Considered strictly as a fight, it had been small. Thomas lost fewer than two hundred men, Confederate losses were no greater, and nothing very much had been done—except that the Federals knew Bragg was not retreating, Thomas had taken a position from which he could make a real fight whenever necessary, the Federal lines in Chattanooga were less cramped than they had been, and Bragg had been forced to reflect on the insecurity of his own battle line. A correspondent for the Richmond Dispatch, watching this affair from on top of the ridge, wrote that night that "General Grant has made an important move . . . likely to exert an important influence on military operations in this quarter," and predicted that Bragg would be obliged to weaken his force on Lookout Mountain in order to strengthen his right.
The prediction was correct. That night Bragg took one of the two divisions on Lookout Mountain and moved it far around to the upper end of Missionary Ridge, to strengthen the position which seemed to be menaced by Thomas' advance.
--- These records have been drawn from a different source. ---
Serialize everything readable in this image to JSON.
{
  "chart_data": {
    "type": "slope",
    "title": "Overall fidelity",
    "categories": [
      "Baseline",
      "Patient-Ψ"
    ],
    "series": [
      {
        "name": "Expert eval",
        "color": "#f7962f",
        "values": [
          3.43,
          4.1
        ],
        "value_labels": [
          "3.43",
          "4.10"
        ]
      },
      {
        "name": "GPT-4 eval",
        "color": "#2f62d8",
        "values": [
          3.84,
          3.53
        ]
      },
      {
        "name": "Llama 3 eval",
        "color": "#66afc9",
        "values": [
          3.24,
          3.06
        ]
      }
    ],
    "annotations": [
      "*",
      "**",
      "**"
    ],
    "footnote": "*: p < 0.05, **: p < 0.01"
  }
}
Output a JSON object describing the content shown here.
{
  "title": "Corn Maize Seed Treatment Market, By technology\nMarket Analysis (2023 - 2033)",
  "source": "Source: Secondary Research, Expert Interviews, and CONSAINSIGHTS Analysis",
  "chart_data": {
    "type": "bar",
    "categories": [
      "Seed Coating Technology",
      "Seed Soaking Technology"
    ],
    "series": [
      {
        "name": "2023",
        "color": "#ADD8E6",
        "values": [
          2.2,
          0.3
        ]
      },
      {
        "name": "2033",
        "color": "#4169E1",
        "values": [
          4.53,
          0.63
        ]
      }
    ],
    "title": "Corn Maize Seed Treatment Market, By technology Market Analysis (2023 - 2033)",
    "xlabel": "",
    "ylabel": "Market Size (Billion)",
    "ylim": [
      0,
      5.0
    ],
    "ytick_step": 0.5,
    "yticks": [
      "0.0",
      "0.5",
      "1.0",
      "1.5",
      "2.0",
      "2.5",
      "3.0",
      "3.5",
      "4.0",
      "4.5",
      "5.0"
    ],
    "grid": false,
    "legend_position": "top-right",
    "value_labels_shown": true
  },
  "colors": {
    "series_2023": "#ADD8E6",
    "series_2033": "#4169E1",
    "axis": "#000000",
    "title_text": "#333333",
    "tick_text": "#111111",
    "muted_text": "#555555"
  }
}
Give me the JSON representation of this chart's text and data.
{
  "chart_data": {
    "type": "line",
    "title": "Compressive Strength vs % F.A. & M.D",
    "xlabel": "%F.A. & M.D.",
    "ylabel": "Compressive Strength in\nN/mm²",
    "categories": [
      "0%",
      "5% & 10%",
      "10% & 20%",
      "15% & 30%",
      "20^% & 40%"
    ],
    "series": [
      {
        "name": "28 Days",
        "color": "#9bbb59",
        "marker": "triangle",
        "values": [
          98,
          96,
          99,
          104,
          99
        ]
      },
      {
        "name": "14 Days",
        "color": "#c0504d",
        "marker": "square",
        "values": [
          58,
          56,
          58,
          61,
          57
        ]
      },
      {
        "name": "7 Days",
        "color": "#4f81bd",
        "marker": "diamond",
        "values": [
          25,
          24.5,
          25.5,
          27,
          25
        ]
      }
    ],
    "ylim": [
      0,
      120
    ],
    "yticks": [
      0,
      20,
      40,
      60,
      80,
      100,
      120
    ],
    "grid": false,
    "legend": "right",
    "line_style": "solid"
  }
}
That night, also, Sherman got three divisions in place north of the Tennessee, just across from the upper end of Missionary Ridge; and as far as anyone at Federal headquarters could see, Bragg could be hit hard on both flanks the next morning.
So much for November 23: a curtain- raiser, setting the stage, setting also the tone, giving the defenders on Missionary Ridge a long look at an army that began to seem irresistible. Next morning came in with a cold drizzle, and from Orchard Knob anyone who looked to the north saw the Tennessee River full of crowded pontoon boats as Sherman's men made their crossing. This operation took time, and by noon the people at headquarters were wondering why more of a fight was not developing there; and then, front far to the right, down on the western slope of Lookout Mountain, there came an immense crash of musketry and artillery fire, and no matter what Sherman was doing, Joe Hooker was going into action.